Golden Chains of Glory
The disease of the age is depression. When I was young it was not diagnosed. I was anorexic for three years. This also was unknown and unidentifiable by the medical profession. I suspect it is a form of depression. It seems very connected with constant criticism. For me it ended when someone remarked on my loss of muscular tissue. As an athlete of sorts, I valued my muscle tissue and began to eat again immediately, observing to myself that I had gone too far with this thing. Why did I do it? Father knows but I do not.. Family communications were at an all time low, but they did not improve when I stopped having anorexia and started eating custard! (I still love it). I did receive Jesus around about that time, but I can’t remember whether the two events coincided closely.
I’d never have gone through all that if there were joy in the family, if I felt important and valued. Truly laughter is the best medicine and sets up chemical and electronic pathways in the brain that establish laughter (and joy) as systemic. This is no different than developing any speech pattern (eg language, optimism or pessimism, or imitations of Elvis Presley or riding a bicycle). Everything we do establishes brain patterns to facilitate that function – good or bad! This is why practice makes perfect and why we spend hours at piano practice.
Once those patterns are established they are very difficult to remove or replace. Indeed, after forty years my piano playing skills were still able to be gradually resurrected when my church home group needed them. How then to obliterate the entrenched patterns of depression once established?
Perhaps the need is for depression over-ride.
I notice the little boys around here all ride bicycles or scooters. However, when hey grow up, they tend to drive motorbikes, cars, or even aeroplanes, and the excitement of scooters is dissipated and has less effect on them. The funny thought here is that if they transgress or in some way lose their licences for these bigger vehicles, they’ll often revert to the bicycle again.
So I think that the answer to depression is to install something that over-rides it and is very much more powerful. So we need to find a joy that can over-ride depression that has been firmly established by years of practice and which will occupy the mind to a much greater degree than depression, so that where depression debilitates, joy will predominate.
JESUS IS THE JOY OF LIVING.
He’s the King of Life to me.
Unto Him my all I’m giving,
His forever more to be.
I will do what He commands me.
Anywhere He leads I’ll go.
JESUS IS THE JOY OF LIVING.
He’s the dearest friend I know!
Currently I find that when I am fully engaged in Jesus I have no trouble at all relating to people, (which my depression took away from me). When I pay less attention to my closest times with Him, then I find the old patterns of depression and isolation chiming in again. The very minute I take time to be with Him and just be in love with him (as distinct from the times when I am praying for others or asking for my needs) is the minute in which my life is restored to me. In fact I seem to be two people, unrecognisable to each other. One is the old self, unable to communicate and isolated. The other is full of life and ideas, engaging people and generally having a ball. That is my “Jesus” person. I live in constant choice between them. One will dominate me if permitted. The other is there by invitation and never lets me down!

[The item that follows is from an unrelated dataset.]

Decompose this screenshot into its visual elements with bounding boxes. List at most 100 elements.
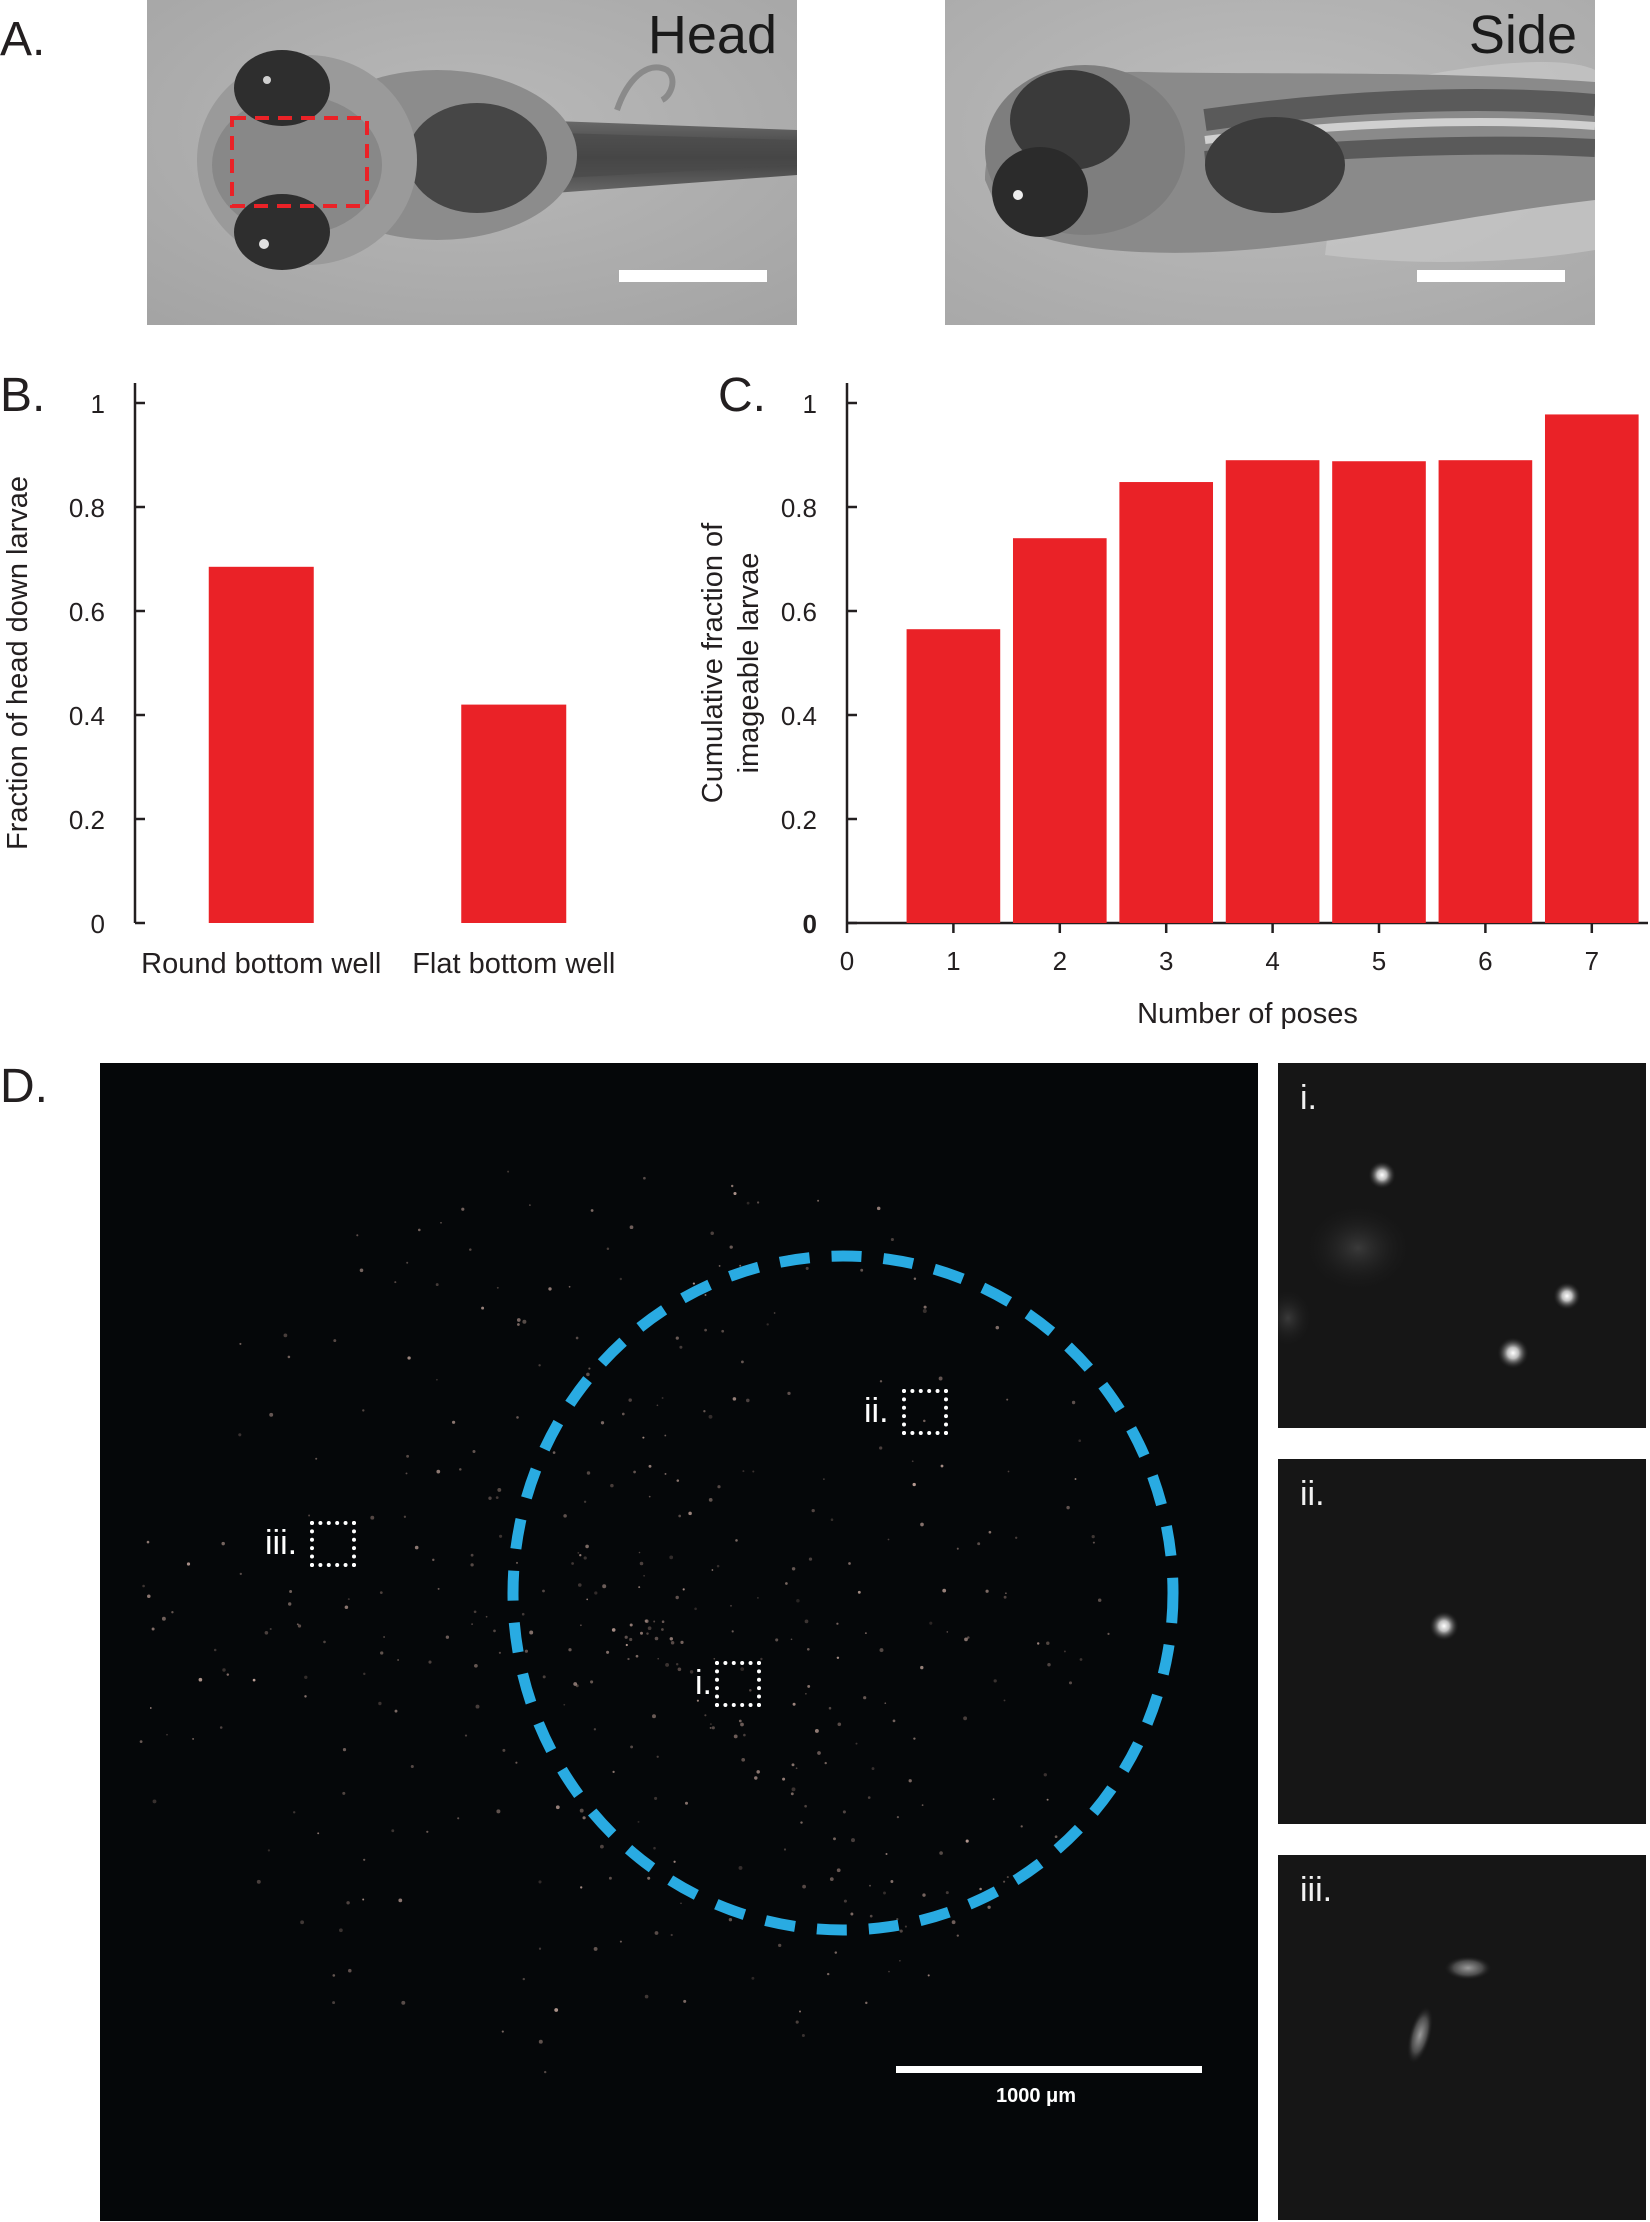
speckle (1003, 1595, 1007, 1599)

It’s interesting that if I offend Jesus (by not giving Him the time of day, which is like losing my driving licence by committing a driving offence) then I’m back in the old cycles (not bicycles, although as a parable it works! Let the reader understand!) of depression.
Once while praying in church, I saw, in a vision, people silhouetted on a hill, like a chain gang in the glorious golden sunset. But they were all there by choice, the chains were golden, and just as the scene was bathed in magnificent golden light, so the people were immersed in joy. They were the chains of attachment to Jesus, the risen Lord.
I, too, choose the golden chains of glory.